Следуя примеру лорда Палмерстона, я обратилась к привратнику:
– Меня зовут мисс Эмили Де Квинси. Это мой отец – мистер Томас Де Квинси. Ее величество ожидает нас к ужину.
Недоуменное выражение тут же покинуло лицо стража. Вероятно, королева и в самом деле ждала нас, потому что он тут же вытянулся в струнку и быстро препроводил нас к гвардейцу у главного входа, который, в свою очередь, передал нас следующему. На этот раз обошлось без полузабытых коридоров и дальних лестниц. Напротив, путь вел через парадную часть дворца, убранную с невиданной роскошью. Отец оглядывался вокруг со все возрастающим удивлением, словно попал в опиумный сон.

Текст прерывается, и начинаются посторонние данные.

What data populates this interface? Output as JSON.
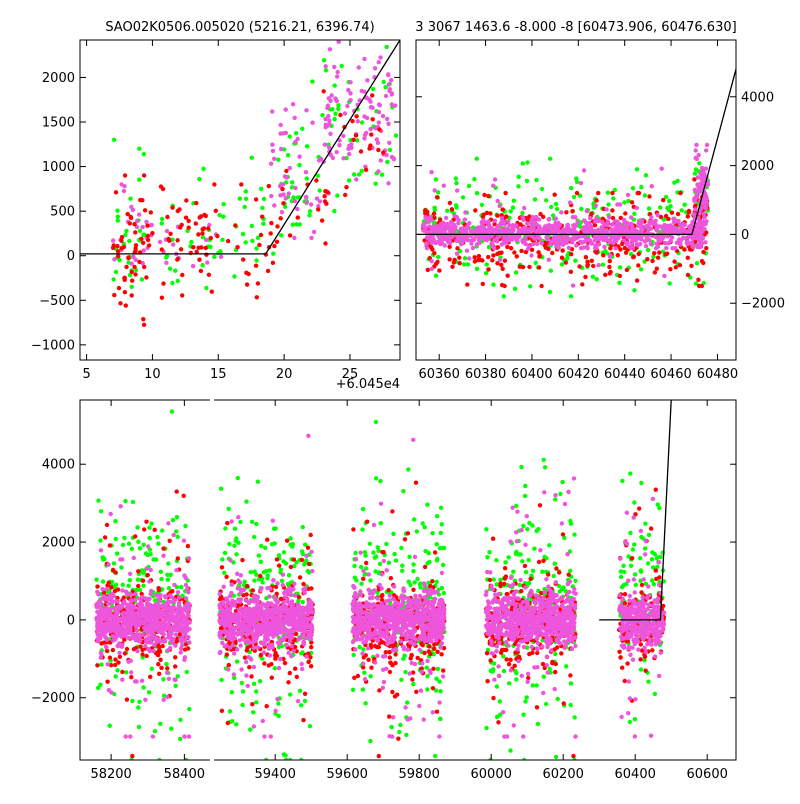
{
  "figure": {
    "background": "#ffffff",
    "colors": {
      "green": "#00ff00",
      "red": "#ff0000",
      "magenta": "#ee55dd",
      "model": "#000000"
    }
  },
  "chart_data": [
    {
      "id": "panel-top-left",
      "type": "scatter",
      "title": "SAO02K0506.005020 (5216.21, 6396.74)",
      "xlabel": "",
      "ylabel": "",
      "xlim": [
        4.5,
        28.8
      ],
      "ylim": [
        -1170,
        2420
      ],
      "xticks": [
        5,
        10,
        15,
        20,
        25
      ],
      "xtick_labels": [
        "5",
        "10",
        "15",
        "20",
        "25"
      ],
      "yticks": [
        -1000,
        -500,
        0,
        500,
        1000,
        1500,
        2000
      ],
      "ytick_labels": [
        "−1000",
        "−500",
        "0",
        "500",
        "1000",
        "1500",
        "2000"
      ],
      "offset_text": "+6.045e4",
      "model_line": {
        "x": [
          4.5,
          18.6,
          28.8
        ],
        "y": [
          20,
          20,
          2420
        ]
      },
      "series": [
        {
          "color": "green",
          "clusters": [
            {
              "x": [
                7.0,
                9.5
              ],
              "y": [
                -700,
                1300
              ],
              "n": 30
            },
            {
              "x": [
                10.5,
                15.5
              ],
              "y": [
                -700,
                1100
              ],
              "n": 30
            },
            {
              "x": [
                16,
                18.5
              ],
              "y": [
                -500,
                1100
              ],
              "n": 20
            },
            {
              "x": [
                19,
                22
              ],
              "y": [
                0,
                1600
              ],
              "n": 35
            },
            {
              "x": [
                22,
                28.5
              ],
              "y": [
                500,
                2400
              ],
              "n": 45
            }
          ]
        },
        {
          "color": "magenta",
          "clusters": [
            {
              "x": [
                7.0,
                10.0
              ],
              "y": [
                -300,
                800
              ],
              "n": 25
            },
            {
              "x": [
                10.5,
                15.5
              ],
              "y": [
                -300,
                500
              ],
              "n": 15
            },
            {
              "x": [
                19,
                23
              ],
              "y": [
                200,
                1700
              ],
              "n": 45
            },
            {
              "x": [
                23,
                28.5
              ],
              "y": [
                700,
                2400
              ],
              "n": 110
            }
          ]
        },
        {
          "color": "red",
          "clusters": [
            {
              "x": [
                7.0,
                10.0
              ],
              "y": [
                -800,
                900
              ],
              "n": 55
            },
            {
              "x": [
                10.5,
                15.0
              ],
              "y": [
                -700,
                800
              ],
              "n": 50
            },
            {
              "x": [
                15.5,
                19.5
              ],
              "y": [
                -600,
                800
              ],
              "n": 25
            },
            {
              "x": [
                19.5,
                23.5
              ],
              "y": [
                0,
                1200
              ],
              "n": 15
            },
            {
              "x": [
                23,
                28
              ],
              "y": [
                600,
                2000
              ],
              "n": 20
            }
          ]
        }
      ]
    },
    {
      "id": "panel-top-right",
      "type": "scatter",
      "title": "3 3067 1463.6 -8.000 -8 [60473.906, 60476.630]",
      "xlabel": "",
      "ylabel": "",
      "xlim": [
        60350,
        60488
      ],
      "ylim": [
        -3650,
        5650
      ],
      "xticks": [
        60360,
        60380,
        60400,
        60420,
        60440,
        60460,
        60480
      ],
      "xtick_labels": [
        "60360",
        "60380",
        "60400",
        "60420",
        "60440",
        "60460",
        "60480"
      ],
      "yticks": [
        -2000,
        0,
        2000,
        4000
      ],
      "ytick_labels": [
        "−2000",
        "0",
        "2000",
        "4000"
      ],
      "yaxis_side": "right",
      "model_line": {
        "x": [
          60350,
          60469,
          60488
        ],
        "y": [
          0,
          0,
          4800
        ]
      },
      "series": [
        {
          "color": "green",
          "clusters": [
            {
              "x": [
                60353,
                60475
              ],
              "y": [
                -1800,
                2200
              ],
              "n": 260
            },
            {
              "x": [
                60470,
                60476
              ],
              "y": [
                0,
                2400
              ],
              "n": 20
            }
          ]
        },
        {
          "color": "red",
          "clusters": [
            {
              "x": [
                60353,
                60475
              ],
              "y": [
                -1500,
                1200
              ],
              "n": 380
            },
            {
              "x": [
                60470,
                60476
              ],
              "y": [
                -400,
                1600
              ],
              "n": 25
            }
          ]
        },
        {
          "color": "magenta",
          "clusters": [
            {
              "x": [
                60353,
                60475
              ],
              "y": [
                -400,
                500
              ],
              "n": 850
            },
            {
              "x": [
                60353,
                60475
              ],
              "y": [
                -1500,
                2200
              ],
              "n": 60
            },
            {
              "x": [
                60470,
                60476
              ],
              "y": [
                0,
                2600
              ],
              "n": 70
            }
          ]
        }
      ]
    },
    {
      "id": "panel-bottom",
      "type": "scatter",
      "title": "",
      "xlabel": "",
      "ylabel": "",
      "ylim": [
        -3600,
        5650
      ],
      "yticks": [
        -2000,
        0,
        2000,
        4000
      ],
      "ytick_labels": [
        "−2000",
        "0",
        "2000",
        "4000"
      ],
      "segments": [
        {
          "xlim": [
            58115,
            58470
          ],
          "xticks": [
            58200,
            58400
          ],
          "xtick_labels": [
            "58200",
            "58400"
          ]
        },
        {
          "xlim": [
            59230,
            60680
          ],
          "xticks": [
            59400,
            59600,
            59800,
            60000,
            60200,
            60400,
            60600
          ],
          "xtick_labels": [
            "59400",
            "59600",
            "59800",
            "60000",
            "60200",
            "60400",
            "60600"
          ]
        }
      ],
      "model_line": {
        "x": [
          60300,
          60470,
          60500
        ],
        "y": [
          0,
          0,
          5650
        ]
      },
      "seasons": [
        {
          "x": [
            58160,
            58415
          ]
        },
        {
          "x": [
            59245,
            59505
          ]
        },
        {
          "x": [
            59615,
            59870
          ]
        },
        {
          "x": [
            59985,
            60235
          ]
        },
        {
          "x": [
            60355,
            60480
          ]
        }
      ],
      "series": [
        {
          "color": "green",
          "spread": [
            -3600,
            5650
          ],
          "per_season": 220
        },
        {
          "color": "red",
          "spread": [
            -3500,
            4500
          ],
          "per_season": 280
        },
        {
          "color": "magenta",
          "spread": [
            -3000,
            5650
          ],
          "per_season": 700
        }
      ]
    }
  ]
}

Эскорт доставил нас к Парадной лестнице, чье название соответствовало ей в полной мере. Под сверкающей люстрой в ярко освещенном холле я, оробев, взирала на два изящно изогнутых пролета, которые отделяли нас от еще одной поражающей воображение анфилады. Дивные бронзовые балюстрады украшал орнамент в виде переплетенных ветвей. Живописные фризы радовали глаз сменой времен года, а со стен строго смотрели портреты членов королевской семьи. Алый ковер превосходил мягкостью все те, по которым мне доводилось ступать прежде. Ошеломленная величием, я с содроганием отгоняла от себя воспоминания о лачугах, где приходилось ютиться нам с отцом.
Мы вошли в небольшой зал, где еще звучало эхо голосов гостей, прибывших раньше нас.
– Позвольте принять ваши пальто? – предложил лакей, но тут же у него на лице отразилось смятение: наши наряды более подходили для глубокого траура, чем для ужина во дворце.
Воображаю его смущение, если бы мы приехали в своей обычной потрепанной одежде. Какими глазами он смотрел бы на отцовский сюртук с лоснящимися на локтях рукавами и недостающими пуговицами?
Мы прошли в следующую комнату, где утонченно одетые леди и джентльмены немедленно замолчали, глядя на нас с еще большим замешательством, чем прислуга.
– Мистер Томас Де Квинси и мисс Эмили Де Квинси, – объявил лакей.